In concert with limiting the duration of enforceable non-competes, and in an effort to strike balance between the competing interests of technology employers and employees, Massachusetts is revisiting the Uniform Trade Secret Act (UTSA). In January, the Legislature proposed House Bill No. 27: An Act Making Uniform the Law Regarding Trade Secrets, which aims to insert the UTSA into Massachusetts General Laws Chapter 93. Massachusetts is one of only three states to not adopt the UTSA, the codification of common law detailing rights and remedies intended to protect information “not generally known and not ascertainable by proper means, generated by specific person/s with an interest in protecting its value.” The UTSA protects employers from misappropriation and disclosure of trade secrets by improper means and provides a vehicle for seeking injunctive relief and damages. The Bill has been referred to the Joint Committee on the Judiciary.

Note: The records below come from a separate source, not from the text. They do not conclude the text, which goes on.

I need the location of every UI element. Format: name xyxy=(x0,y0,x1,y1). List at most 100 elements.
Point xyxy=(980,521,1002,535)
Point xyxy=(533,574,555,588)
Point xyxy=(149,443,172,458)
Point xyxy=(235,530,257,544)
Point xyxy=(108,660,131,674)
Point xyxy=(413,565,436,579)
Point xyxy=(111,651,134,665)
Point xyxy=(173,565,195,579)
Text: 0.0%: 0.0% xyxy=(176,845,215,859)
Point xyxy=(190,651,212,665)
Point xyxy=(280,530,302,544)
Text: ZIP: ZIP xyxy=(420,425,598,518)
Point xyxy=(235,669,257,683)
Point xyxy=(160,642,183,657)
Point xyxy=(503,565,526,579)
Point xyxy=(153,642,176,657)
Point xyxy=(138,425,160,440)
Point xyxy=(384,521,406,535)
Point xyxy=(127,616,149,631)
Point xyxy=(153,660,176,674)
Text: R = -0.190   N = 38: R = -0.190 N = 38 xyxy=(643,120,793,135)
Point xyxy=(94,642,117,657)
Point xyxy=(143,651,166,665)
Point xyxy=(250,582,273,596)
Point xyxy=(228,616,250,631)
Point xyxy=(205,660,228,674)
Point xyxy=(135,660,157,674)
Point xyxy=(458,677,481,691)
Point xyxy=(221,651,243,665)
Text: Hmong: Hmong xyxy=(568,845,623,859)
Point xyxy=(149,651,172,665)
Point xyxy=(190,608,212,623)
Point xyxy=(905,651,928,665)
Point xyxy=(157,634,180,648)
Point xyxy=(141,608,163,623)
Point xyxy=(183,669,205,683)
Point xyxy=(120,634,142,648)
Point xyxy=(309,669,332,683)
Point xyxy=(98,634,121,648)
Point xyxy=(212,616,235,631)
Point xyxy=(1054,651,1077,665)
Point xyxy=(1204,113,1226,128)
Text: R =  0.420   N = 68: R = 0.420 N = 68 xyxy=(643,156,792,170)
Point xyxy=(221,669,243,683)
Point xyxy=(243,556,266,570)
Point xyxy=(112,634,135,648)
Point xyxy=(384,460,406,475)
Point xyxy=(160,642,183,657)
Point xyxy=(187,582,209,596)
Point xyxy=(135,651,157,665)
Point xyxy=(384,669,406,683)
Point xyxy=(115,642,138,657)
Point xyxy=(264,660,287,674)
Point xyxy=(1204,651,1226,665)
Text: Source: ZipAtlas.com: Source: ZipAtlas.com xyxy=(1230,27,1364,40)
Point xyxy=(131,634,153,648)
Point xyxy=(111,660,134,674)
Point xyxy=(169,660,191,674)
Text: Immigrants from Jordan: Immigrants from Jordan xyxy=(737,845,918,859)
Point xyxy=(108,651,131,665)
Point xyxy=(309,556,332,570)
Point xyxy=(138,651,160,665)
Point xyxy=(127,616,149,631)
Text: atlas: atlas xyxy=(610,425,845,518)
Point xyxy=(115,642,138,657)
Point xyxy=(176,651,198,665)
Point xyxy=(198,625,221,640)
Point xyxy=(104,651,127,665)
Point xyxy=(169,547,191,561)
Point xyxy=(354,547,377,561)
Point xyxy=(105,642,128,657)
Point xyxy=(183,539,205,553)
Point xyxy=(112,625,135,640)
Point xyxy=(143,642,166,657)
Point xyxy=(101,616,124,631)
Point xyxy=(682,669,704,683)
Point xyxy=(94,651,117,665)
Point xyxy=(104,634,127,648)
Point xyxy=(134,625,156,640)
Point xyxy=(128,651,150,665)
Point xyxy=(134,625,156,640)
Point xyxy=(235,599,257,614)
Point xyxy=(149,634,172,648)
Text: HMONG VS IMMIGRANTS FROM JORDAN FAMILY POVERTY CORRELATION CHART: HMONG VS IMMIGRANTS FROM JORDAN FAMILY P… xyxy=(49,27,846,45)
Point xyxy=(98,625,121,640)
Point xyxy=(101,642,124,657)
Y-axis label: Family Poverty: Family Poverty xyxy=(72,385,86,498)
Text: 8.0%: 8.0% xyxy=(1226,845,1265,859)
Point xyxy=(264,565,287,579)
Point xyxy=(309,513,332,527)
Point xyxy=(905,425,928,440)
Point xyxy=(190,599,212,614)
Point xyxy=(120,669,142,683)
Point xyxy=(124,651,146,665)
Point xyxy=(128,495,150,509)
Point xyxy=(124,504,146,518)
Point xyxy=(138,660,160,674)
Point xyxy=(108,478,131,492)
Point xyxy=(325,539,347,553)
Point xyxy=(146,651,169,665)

Given the local tech-economy and preponderance of technical talent, the Commonwealth has a vested interest in securing legislation that continues to motivate competition between innovators while enabling individuals to pursue professional endeavors and advancement at will. Relief provided to companies by the UTSA should render non-compete agreements unnecessary when paired with traditional nondisclosure, non-solicitation and existing intellectual property laws.